Briar adjusted the other woman’s mask until it settled firmly and buckled behind her ears. She noticed that Lucy had traded the one-hour model she’d sported before for a more substantial mask. “It’s not sticking in your hair or anything, is it?”

“No, baby, it’s fine. And thank you.” She put on a brave smile, straightened her back, and said, “Now it’s time to head up, and out. I might need you to open a door or two, and the path is wide enough that we can walk side by side most of the way, so it would be best if you could stay close to me.”

“How far are we walking here?”

“Not more than a mile, I shouldn’t think—but it’s hard to say when we’ll be climbing stairs and hunkering down hallways. It feels twice as long, I swear.”

And Lucy wasn’t joking. She couldn’t hold a lantern with any steadiness, either, so Briar kept one lit and held up close for the both of them to see. Down a warren of tunnels, seals, and flaps, they came to a place with a crooked stairway and a sealed door. Briar unlatched the thing and climbed up with the light, and she kept an eye on Lucy behind her. The arm’s integrity was failing, and it was becoming more useless by the moment.

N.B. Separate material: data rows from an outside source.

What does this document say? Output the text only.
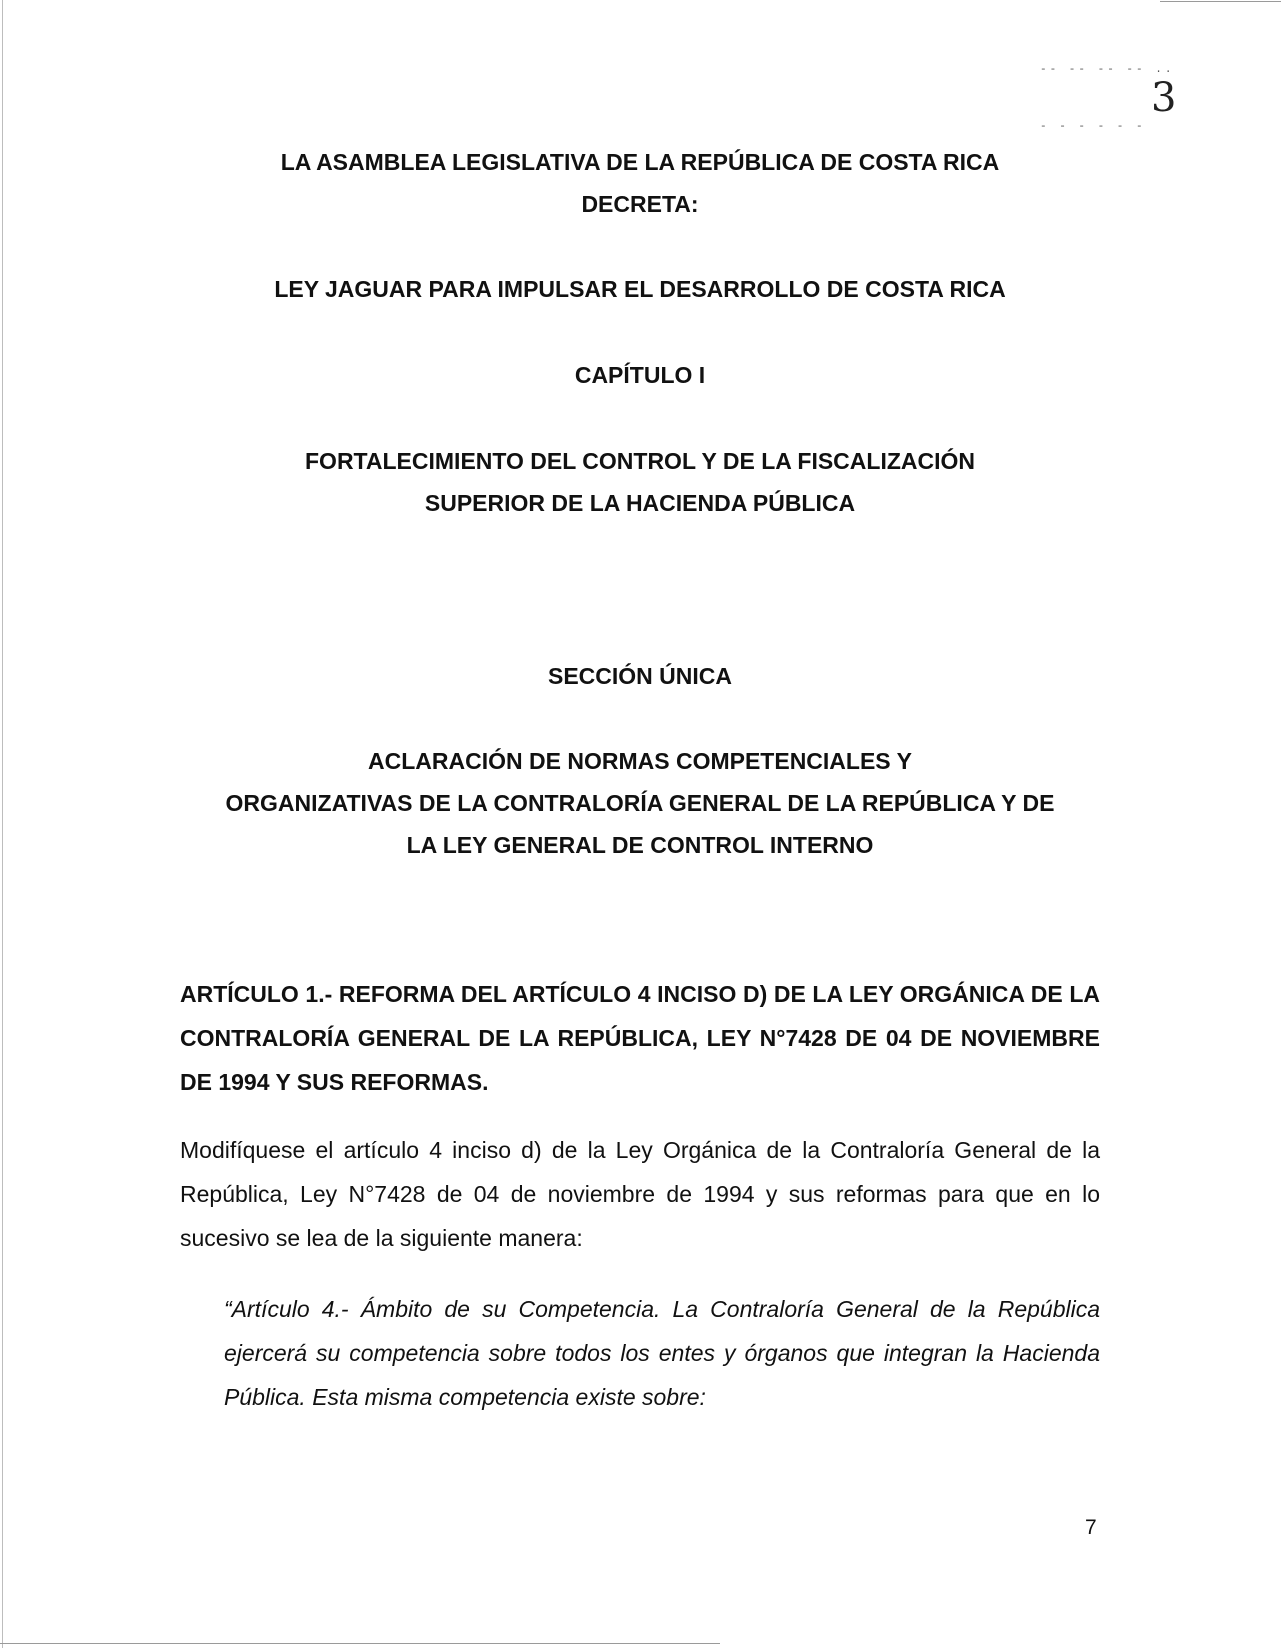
-- -- -- -- ..
- - - - - -
3
LA ASAMBLEA LEGISLATIVA DE LA REPÚBLICA DE COSTA RICA
DECRETA:
LEY JAGUAR PARA IMPULSAR EL DESARROLLO DE COSTA RICA
CAPÍTULO I
FORTALECIMIENTO DEL CONTROL Y DE LA FISCALIZACIÓN
SUPERIOR DE LA HACIENDA PÚBLICA
SECCIÓN ÚNICA
ACLARACIÓN DE NORMAS COMPETENCIALES Y
ORGANIZATIVAS DE LA CONTRALORÍA GENERAL DE LA REPÚBLICA Y DE
LA LEY GENERAL DE CONTROL INTERNO
ARTÍCULO 1.- REFORMA DEL ARTÍCULO 4 INCISO D) DE LA LEY ORGÁNICA DE LA CONTRALORÍA GENERAL DE LA REPÚBLICA, LEY N°7428 DE 04 DE NOVIEMBRE DE 1994 Y SUS REFORMAS.
Modifíquese el artículo 4 inciso d) de la Ley Orgánica de la Contraloría General de la República, Ley N°7428 de 04 de noviembre de 1994 y sus reformas para que en lo sucesivo se lea de la siguiente manera:
“Artículo 4.- Ámbito de su Competencia. La Contraloría General de la República ejercerá su competencia sobre todos los entes y órganos que integran la Hacienda Pública. Esta misma competencia existe sobre:
7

Finally, at Lucy’s request, Briar secured the arm as firmly as it could be caught. From that point on she walked in front when the going was tight. In this way, they hopscotched farther and farther south, until they’d come so close to the wall that its shape covered the sky when they emerged onto a new building’s rooftop.

“What was this place?” Briar asked. It didn’t look like the other rooftop vistas she’d seen so far; the floor was covered with plywood patches and the deeply rooted bases of metal poles. Overhead, a system of trapezes suspended walkways that moved at the pull of a handle.

“This place? Oh, I don’t know. I think it was a hotel, once upon a time. Now it’s… well, it’s almost like a train station. I don’t mean that there are any trains, because obviously there aren’t, but—”

“But it’s a junction,” Briar surmised.

She stood back from a nailed-down piece of wood sheeting as big as a wagon and held her lantern aloft so she could better read the message written across it in red paint. It was a list of instructions and pointing arrows, almost like a stationary compass.

“See?” Lucy said, pointing down at it. “We want to go to King Street. That arrow there next to it, that tells you which walkway you need to pull.”

“There, to the right?”

“Uh-huh. Beside it, see? There’s a lever. Give it a good hard tug.”

Briar pulled down hard on a lever that once was a broom handle; it had a green-painted end that matched the arrow pointing to it, which she thought was a nice touch. Somewhere up above, the clanging slide of a slipping chain was accompanied by the brittle protests of rusted metal. A sharp-edged shadow darted overhead and swayed, then settled, and lowered, and behind the shadow came a wood platform coated in pitch.

“It’s not too sticky,” Lucy said before Briar had a chance to ask.